US 'stole credit for cracking Pacific war code'

By Neil Tweedie

interceptIllustrations (from David Irving: Churchill¹s War, vol. ii) added by this website: right: a page of British intercept at Pearl Harbor time, and USS Shaw under attack at Pearl Harbor.

THE long-held belief that America played the dominant role in cracking vital Japanese codes during the Second World War has been challenged by a book that awards most of the credit to the British and Australians. For more that 50 years American historians have argued that American codebreaking successes played a major role in crucial victories in the Pacific, such as Midway, and helped to shorten the war in the Far East by up to two years.

USS Shaw Under Attack

But Michael Smith, Defence Correspondent of The Telegraph, says in his book The Emperor's Codes that Bletchley Park's success in cracking Enigma and other German codes was far from being the only British success in this secret war. Smith draws on recently declassified British material to show that in many cases the Americans took the credit because of the British obsession with secrecy. He also argues that the United States navy's reluctance to share its codebreaking successes with Britain -- and even its own army -- led to unnecessary casualties in the Pacific theatre.

The disclosures will provide more ammunition for those who say that the American account of the Second World War, both cinematic and historical, has tended to ignore or diminish Britain's role. That tendency was seen most recently in the Hollywood film U571, which shows the United States navy snatching an Enigma machine from a sinking U-boat -- a feat accomplished by the Royal Navy.

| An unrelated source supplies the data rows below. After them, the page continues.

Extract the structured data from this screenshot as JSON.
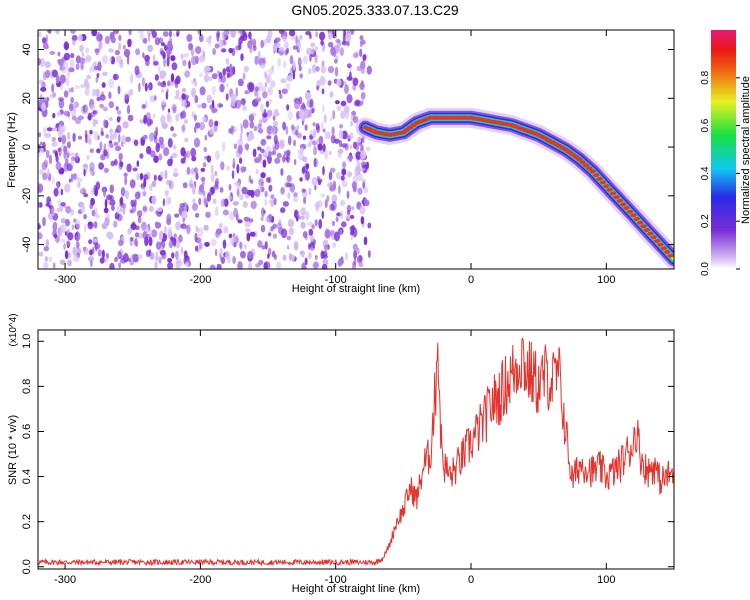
{
  "title": "GN05.2025.333.07.13.C29",
  "colors": {
    "snr_line": "#e8312c",
    "axis": "#000000",
    "noise": "#7b2fd6",
    "ridge": "#e8312c"
  },
  "chart_data": [
    {
      "type": "heatmap",
      "title": "GN05.2025.333.07.13.C29",
      "xlabel": "Height of straight line (km)",
      "ylabel": "Frequency (Hz)",
      "xlim": [
        -320,
        150
      ],
      "ylim": [
        -50,
        48
      ],
      "xticks": [
        -300,
        -200,
        -100,
        0,
        100
      ],
      "yticks": [
        -40,
        -20,
        0,
        20,
        40
      ],
      "colorbar": {
        "label": "Normalized spectral amplitude",
        "range": [
          0.0,
          1.0
        ],
        "ticks": [
          "0.0",
          "0.2",
          "0.4",
          "0.6",
          "0.8"
        ],
        "colormap": "rainbow (purple -> blue -> cyan -> green -> yellow -> red -> magenta)"
      },
      "noise_region_x": [
        -320,
        -75
      ],
      "ridge": {
        "x": [
          -78,
          -70,
          -60,
          -50,
          -40,
          -30,
          -20,
          -10,
          0,
          10,
          20,
          30,
          40,
          50,
          60,
          70,
          80,
          90,
          100,
          110,
          120,
          130,
          140,
          150
        ],
        "y": [
          8,
          6,
          5,
          6,
          10,
          12,
          12,
          12,
          12,
          11,
          10,
          9,
          7,
          5,
          2,
          -1,
          -5,
          -10,
          -16,
          -22,
          -28,
          -34,
          -40,
          -46
        ]
      },
      "grid": false
    },
    {
      "type": "line",
      "xlabel": "Height of straight line (km)",
      "ylabel": "SNR (10 * v/v)",
      "y_multiplier": "(x10^4)",
      "xlim": [
        -320,
        150
      ],
      "ylim": [
        -0.01,
        1.05
      ],
      "xticks": [
        -300,
        -200,
        -100,
        0,
        100
      ],
      "yticks": [
        0.0,
        0.2,
        0.4,
        0.6,
        0.8,
        1.0
      ],
      "grid": false,
      "series": [
        {
          "x": [
            -320,
            -300,
            -250,
            -200,
            -150,
            -100,
            -80,
            -70,
            -65,
            -60,
            -55,
            -50,
            -45,
            -40,
            -35,
            -30,
            -26,
            -25,
            -22,
            -20,
            -15,
            -10,
            -5,
            0,
            5,
            10,
            15,
            20,
            25,
            30,
            35,
            38,
            40,
            45,
            50,
            55,
            60,
            65,
            70,
            72,
            75,
            80,
            85,
            90,
            95,
            100,
            105,
            110,
            115,
            120,
            122,
            125,
            130,
            135,
            140,
            145,
            150
          ],
          "y": [
            0.02,
            0.02,
            0.02,
            0.02,
            0.02,
            0.02,
            0.02,
            0.02,
            0.04,
            0.1,
            0.2,
            0.25,
            0.35,
            0.3,
            0.45,
            0.5,
            0.8,
            1.05,
            0.55,
            0.45,
            0.4,
            0.45,
            0.5,
            0.55,
            0.6,
            0.65,
            0.72,
            0.75,
            0.8,
            0.85,
            0.9,
            0.95,
            0.88,
            0.85,
            0.8,
            0.85,
            0.82,
            0.85,
            0.6,
            0.5,
            0.38,
            0.45,
            0.45,
            0.42,
            0.44,
            0.4,
            0.42,
            0.45,
            0.5,
            0.55,
            0.62,
            0.5,
            0.42,
            0.45,
            0.38,
            0.4,
            0.42
          ]
        }
      ]
    }
  ]
}
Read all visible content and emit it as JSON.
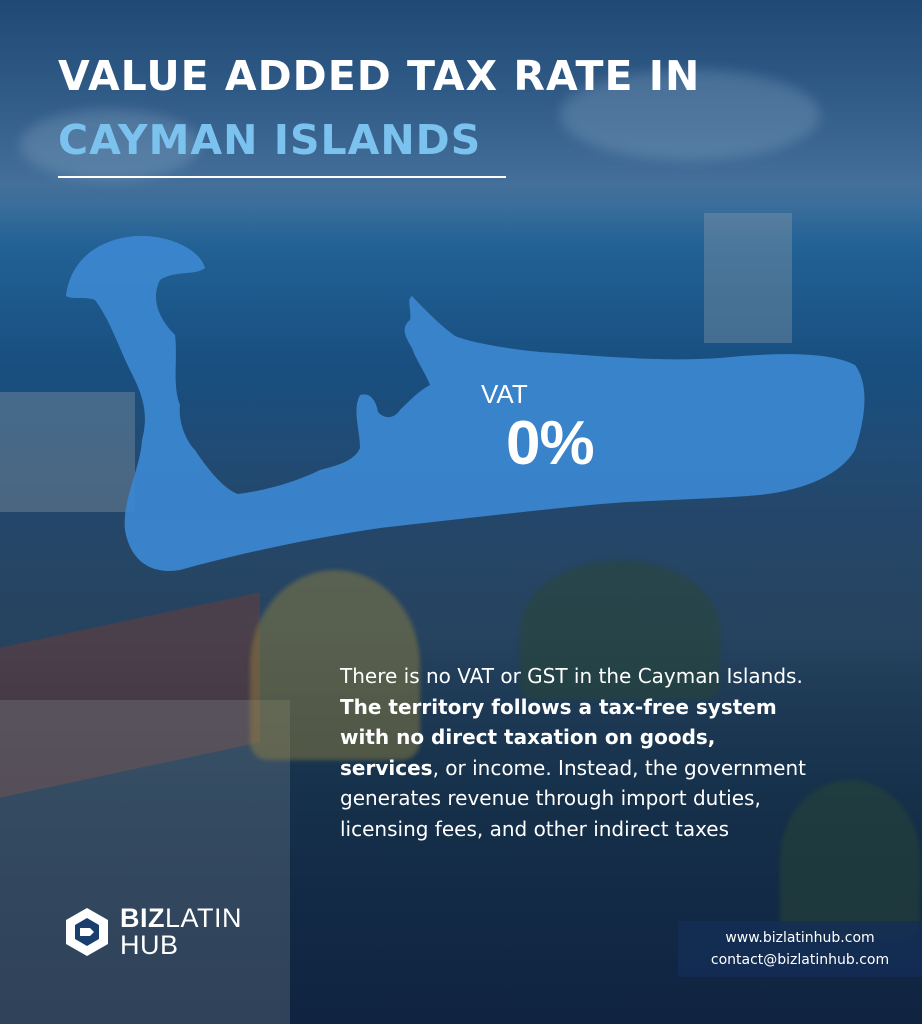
{
  "header": {
    "title_line1": "VALUE ADDED TAX RATE IN",
    "title_line2": "CAYMAN ISLANDS"
  },
  "map": {
    "vat_label": "VAT",
    "vat_value": "0%",
    "fill_color": "#3b86cf"
  },
  "description": {
    "part1": "There is no VAT or GST in the Cayman Islands. ",
    "bold1": "The territory follows a tax-free system with no direct taxation on goods, services",
    "part2": ", or income. Instead, the government generates revenue through import duties, licensing fees, and other indirect taxes"
  },
  "brand": {
    "name_bold": "BIZ",
    "name_regular": "LATIN",
    "name_line2": "HUB",
    "logo_icon": "bizlatin-hub-logo-icon"
  },
  "contact": {
    "website": "www.bizlatinhub.com",
    "email": "contact@bizlatinhub.com"
  },
  "colors": {
    "accent": "#7cc2ee",
    "background_overlay": "#143a66"
  }
}
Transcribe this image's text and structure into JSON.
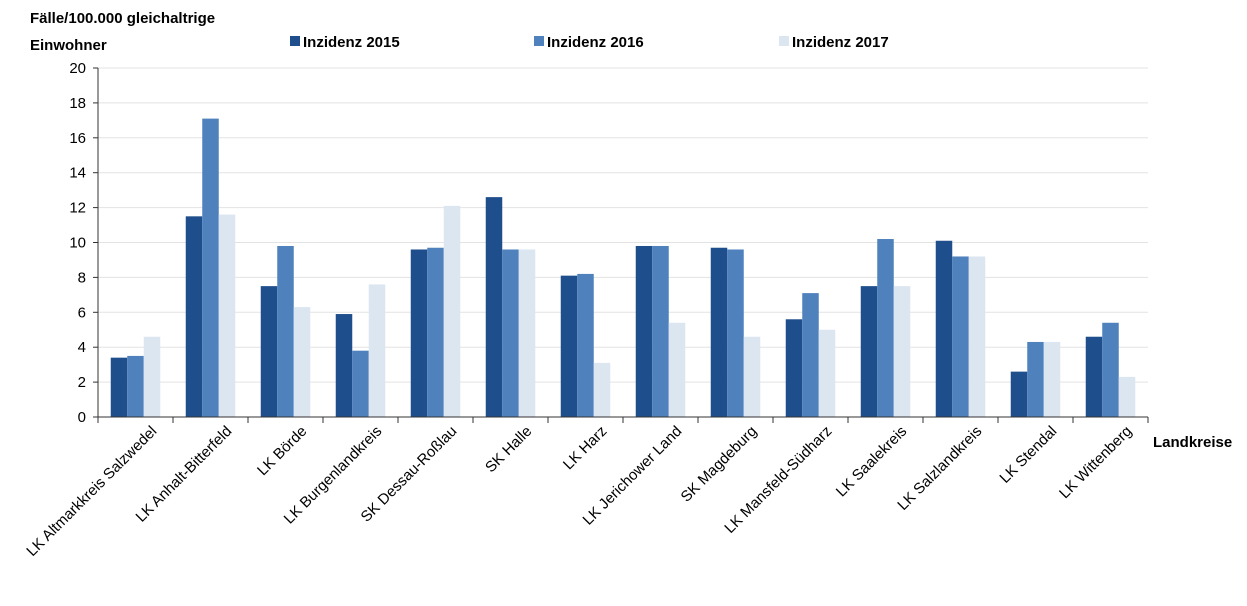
{
  "chart_data": {
    "type": "bar",
    "ylabel_line1": "Fälle/100.000 gleichaltrige",
    "ylabel_line2": "Einwohner",
    "xlabel": "Landkreise",
    "ylim": [
      0,
      20
    ],
    "yticks": [
      0,
      2,
      4,
      6,
      8,
      10,
      12,
      14,
      16,
      18,
      20
    ],
    "grid": true,
    "legend_position": "top",
    "categories": [
      "LK Altmarkkreis Salzwedel",
      "LK Anhalt-Bitterfeld",
      "LK Börde",
      "LK Burgenlandkreis",
      "SK Dessau-Roßlau",
      "SK Halle",
      "LK Harz",
      "LK Jerichower Land",
      "SK Magdeburg",
      "LK Mansfeld-Südharz",
      "LK Saalekreis",
      "LK Salzlandkreis",
      "LK Stendal",
      "LK Wittenberg"
    ],
    "series": [
      {
        "name": "Inzidenz 2015",
        "color": "#1f4e8c",
        "values": [
          3.4,
          11.5,
          7.5,
          5.9,
          9.6,
          12.6,
          8.1,
          9.8,
          9.7,
          5.6,
          7.5,
          10.1,
          2.6,
          4.6
        ]
      },
      {
        "name": "Inzidenz 2016",
        "color": "#4f81bd",
        "values": [
          3.5,
          17.1,
          9.8,
          3.8,
          9.7,
          9.6,
          8.2,
          9.8,
          9.6,
          7.1,
          10.2,
          9.2,
          4.3,
          5.4
        ]
      },
      {
        "name": "Inzidenz 2017",
        "color": "#dce6f1",
        "values": [
          4.6,
          11.6,
          6.3,
          7.6,
          12.1,
          9.6,
          3.1,
          5.4,
          4.6,
          5.0,
          7.5,
          9.2,
          4.3,
          2.3
        ]
      }
    ]
  }
}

The "true heroes" of the Allied codebreaking effort, Smith says, were Eric Nave, an Australian officer attached to the Royal Navy, and John Tiltman, a British cryptographer. Although the Americans claimed that they broke JN25, the Japanese navy's operational code which contributed to the destruction of the Japanese carrier fleet at Midway, it was the work of Tiltman -- only a few weeks after it came into use in 1939. Claims that the British knew of Pearl Harbor through JN25 but kept quiet to draw the Americans into the war are dismissed in the book.